Tindakan KPID Jawa Barat tersebut, jelas berdasar. Selain mendukung penerapan UU Pornografi, juga merupakan kewajiban KPID untuk aktif dalam kegiatan pelarangan atau pembatasan penyiaran terhadap konten-konten tertentu. Dalam UU No. 32 Tahun 2002 tentang Penyiaran sebagai dasar kewenagan KPID, ditegaskan bahwa setiap lembaga penyaiaran, diwajibkan untuk tidak menyiarkan konten-konten yang bertentangan dengan kesusilaan.

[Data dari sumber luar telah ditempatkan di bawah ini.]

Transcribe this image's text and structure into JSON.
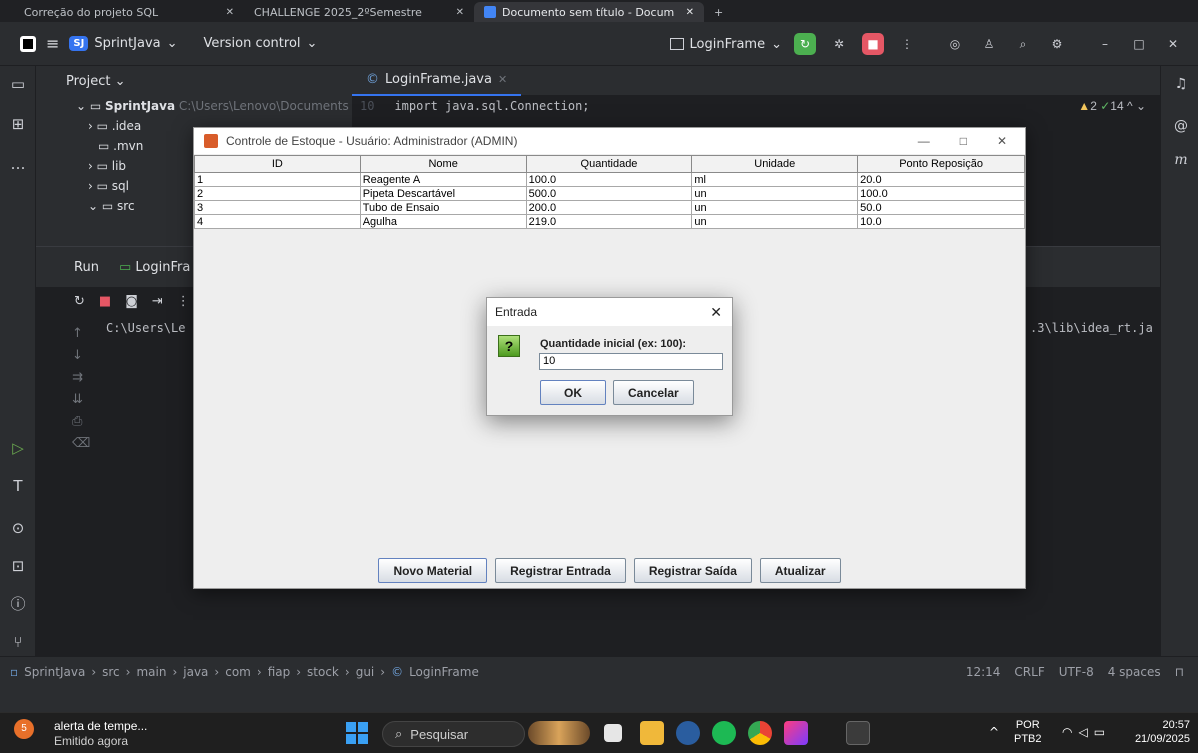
{
  "browser": {
    "tabs": [
      {
        "label": "Correção do projeto SQL"
      },
      {
        "label": "CHALLENGE 2025_2ºSemestre"
      },
      {
        "label": "Documento sem título - Docum"
      }
    ]
  },
  "ide": {
    "project_badge": "SJ",
    "project_name": "SprintJava",
    "vcs": "Version control",
    "run_config": "LoginFrame",
    "project_panel": {
      "title": "Project",
      "root": "SprintJava",
      "root_path": "C:\\Users\\Lenovo\\Documents",
      "items": [
        ".idea",
        ".mvn",
        "lib",
        "sql",
        "src"
      ]
    },
    "editor": {
      "tab": "LoginFrame.java",
      "line_number": "10",
      "code_line": "import java.sql.Connection;",
      "warnings": "2",
      "checks": "14",
      "italic_marker": "m"
    },
    "run_panel": {
      "label": "Run",
      "config": "LoginFra",
      "console_left": "C:\\Users\\Le",
      "console_right": ".3\\lib\\idea_rt.ja"
    },
    "status_bar": {
      "breadcrumb": [
        "SprintJava",
        "src",
        "main",
        "java",
        "com",
        "fiap",
        "stock",
        "gui",
        "LoginFrame"
      ],
      "position": "12:14",
      "line_sep": "CRLF",
      "encoding": "UTF-8",
      "indent": "4 spaces"
    }
  },
  "app": {
    "title": "Controle de Estoque - Usuário: Administrador (ADMIN)",
    "columns": [
      "ID",
      "Nome",
      "Quantidade",
      "Unidade",
      "Ponto Reposição"
    ],
    "rows": [
      [
        "1",
        "Reagente A",
        "100.0",
        "ml",
        "20.0"
      ],
      [
        "2",
        "Pipeta Descartável",
        "500.0",
        "un",
        "100.0"
      ],
      [
        "3",
        "Tubo de Ensaio",
        "200.0",
        "un",
        "50.0"
      ],
      [
        "4",
        "Agulha",
        "219.0",
        "un",
        "10.0"
      ]
    ],
    "buttons": {
      "novo": "Novo Material",
      "entrada": "Registrar Entrada",
      "saida": "Registrar Saída",
      "atualizar": "Atualizar"
    }
  },
  "dialog": {
    "title": "Entrada",
    "prompt": "Quantidade inicial (ex: 100):",
    "value": "10",
    "ok": "OK",
    "cancel": "Cancelar"
  },
  "taskbar": {
    "notif_count": "5",
    "notif_title": "alerta de tempe...",
    "notif_sub": "Emitido agora",
    "search_placeholder": "Pesquisar",
    "lang": "POR",
    "layout": "PTB2",
    "time": "20:57",
    "date": "21/09/2025"
  }
}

Lebih lanjut, Pasal 36 ayat (5) b UU Penyiaran menegaskan bahwa isi siaran dilarang menonjolkan unsur cabul. Itu tentu termasuk lagu dangdut yang tak senonoh.

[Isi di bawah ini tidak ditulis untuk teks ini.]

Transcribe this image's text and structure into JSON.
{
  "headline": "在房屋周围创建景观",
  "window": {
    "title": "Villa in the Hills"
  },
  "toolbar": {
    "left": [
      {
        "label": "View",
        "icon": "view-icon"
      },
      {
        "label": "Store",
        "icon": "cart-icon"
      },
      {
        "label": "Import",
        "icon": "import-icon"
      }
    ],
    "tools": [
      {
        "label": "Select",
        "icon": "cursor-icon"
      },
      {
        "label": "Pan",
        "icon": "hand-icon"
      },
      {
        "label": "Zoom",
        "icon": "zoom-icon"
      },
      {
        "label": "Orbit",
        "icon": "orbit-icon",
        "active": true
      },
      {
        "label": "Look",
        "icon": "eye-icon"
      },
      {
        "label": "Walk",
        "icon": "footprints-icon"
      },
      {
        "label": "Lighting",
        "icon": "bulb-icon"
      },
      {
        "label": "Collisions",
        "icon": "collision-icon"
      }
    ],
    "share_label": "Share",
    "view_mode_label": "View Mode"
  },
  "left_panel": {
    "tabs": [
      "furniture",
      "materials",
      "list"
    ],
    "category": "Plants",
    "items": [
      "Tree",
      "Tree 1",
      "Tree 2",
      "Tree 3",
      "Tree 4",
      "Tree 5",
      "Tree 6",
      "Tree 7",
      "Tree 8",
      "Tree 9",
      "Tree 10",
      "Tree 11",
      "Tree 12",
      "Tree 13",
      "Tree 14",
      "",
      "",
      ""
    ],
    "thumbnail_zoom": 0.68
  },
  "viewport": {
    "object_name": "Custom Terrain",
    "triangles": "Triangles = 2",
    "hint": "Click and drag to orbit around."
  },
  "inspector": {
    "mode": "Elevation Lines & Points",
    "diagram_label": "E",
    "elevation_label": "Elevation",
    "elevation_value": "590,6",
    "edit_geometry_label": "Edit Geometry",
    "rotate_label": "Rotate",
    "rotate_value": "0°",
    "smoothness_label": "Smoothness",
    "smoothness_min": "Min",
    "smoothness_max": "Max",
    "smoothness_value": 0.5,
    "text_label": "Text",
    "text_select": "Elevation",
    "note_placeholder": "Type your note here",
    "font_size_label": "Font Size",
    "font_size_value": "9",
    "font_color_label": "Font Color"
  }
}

Larangan penyiaran terkait konten cabul, dipertegas kembali dalam Pedoman Perilaku Penyiaran (P3) dan Standar Program Siaran (SPS) yang ditetapkan oleh Komisi Penyiaran Indonesia Pusat. Pasal 16 P3 menyatakan bahwa lembaga penyiaran wajib tunduk pada ketentuan pelarangan dan/atau pembatasan program siaran bermuatan seksual. Selanjutnya, Pasal 20 ayat (1) SPS menetapkan bahwa program siaran dilarang berisi lagu dan/atau video klip yang menampilkan judul dan/atau lirik bermuatan seks, cabul, dan/atau mengesankan aktivitas seks. Pelanggaran ketentuan tersebut dapat berupa pemberian surat peringatan bagi lembaga penyiaran, penghentian mata acara, pembekuan kegiatan siaran, hingga pencabutan izin penyiaran.

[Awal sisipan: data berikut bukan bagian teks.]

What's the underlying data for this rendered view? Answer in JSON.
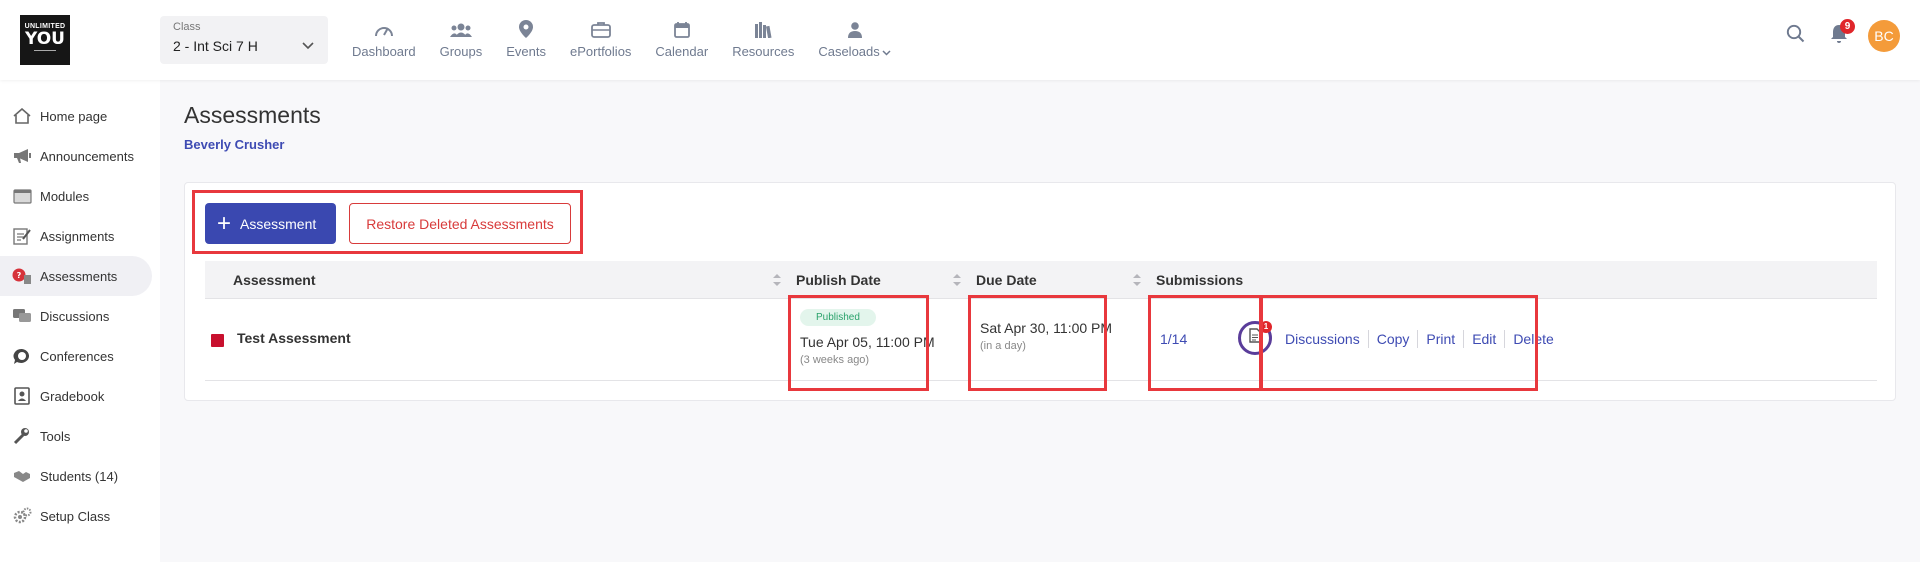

Menilik apa yang dilakukan oleh KPID Jawa Barat, menurut aturan positif, jelas tidak ada yang salah. Terkait bagaimana kualifikasi rigid sebuah lagu dianggap memenuhi unsur kecabulan, tentu menjadi perdebatan tak berkesudahan. Untuk itu, butuh pengkajian mendalam. Perlu adanya pengaturan lebih teknis dan dialog mendalam tentang persoalan tersebut, tentu dengan tetap melibatkan semua stakeholder yang ada, di antaranya masyarakat, pengamat, pelaku seni, lembaga penyiaran dan Komisi Penyiaran sendiri.
Yang pasti, tindakan KPID Jawa Barat, tetaplah tak bisa disalahkan, selama sesuai prosedur. Sudah merupakan kewenangan KPID untuk mengatur masalah penyiaran, termasuk pantas tidaknya konten tertentu untuk disiarkan. Kewenangan KPID mencakup perihal ranah penyiaran. Bahwa ada konten berbau cabul menurut aturan dan KPID bertanggung jawab menjamin penyiaran yang bermoral dan berhukum, maka sudah tepat jika KPID melakukan pelarangan atau pembatasan. Di luar persoalan penyiaran, misalnya penyebaran lagu dangdut cabul di media sosial maupun pementasan langsung, tentu bukan kewenangan KPID.
Rindu Era Rhoma
Diakui atau tidak, produk kesenian dangdut, kini telah melenceng dari semangatnya dahulu. Kini, dangdut yang telah kehilangan pamor, telah distigmatisasi sebagai aliran musik yang lebih menonjolkan unsur-unsur tak senonoh. Dangdut dan para pelakonnya pun seringkali memperoleh ketenarannya hanya dengan mengandalkan aksi sensasional, misalnya melalui gaya goyangan dan lirik-lirik lagu. Perwujudannya pun sering kali sulit dikatakan tak menjurus pada penonjolan unsur seksual, bahkan cabul.
Tingkah sensasional berbau seksual, kini seperti menjadi senjata ampuh bagi setiap orang untuk menggapai popularitas dan menjaga eksistensi di panggung musik dangdut. Media sebagai saluran komunikasi masyarakat pun, sering kali dijadikan jembatan bagi para pemburu popularitas instan itu. Hanya dengan sedikit mengumbar “ladang nafsu”, penyanyi dangdut akan tenar dengan cepat. Jika modus-modus semacam itu tidak disikapi secara tegas, maka ruang penyiaran hanya akan dipenuhi konten-konten negatif demi polularitas artis dangdut dan keuntungan lembaga penyiaran.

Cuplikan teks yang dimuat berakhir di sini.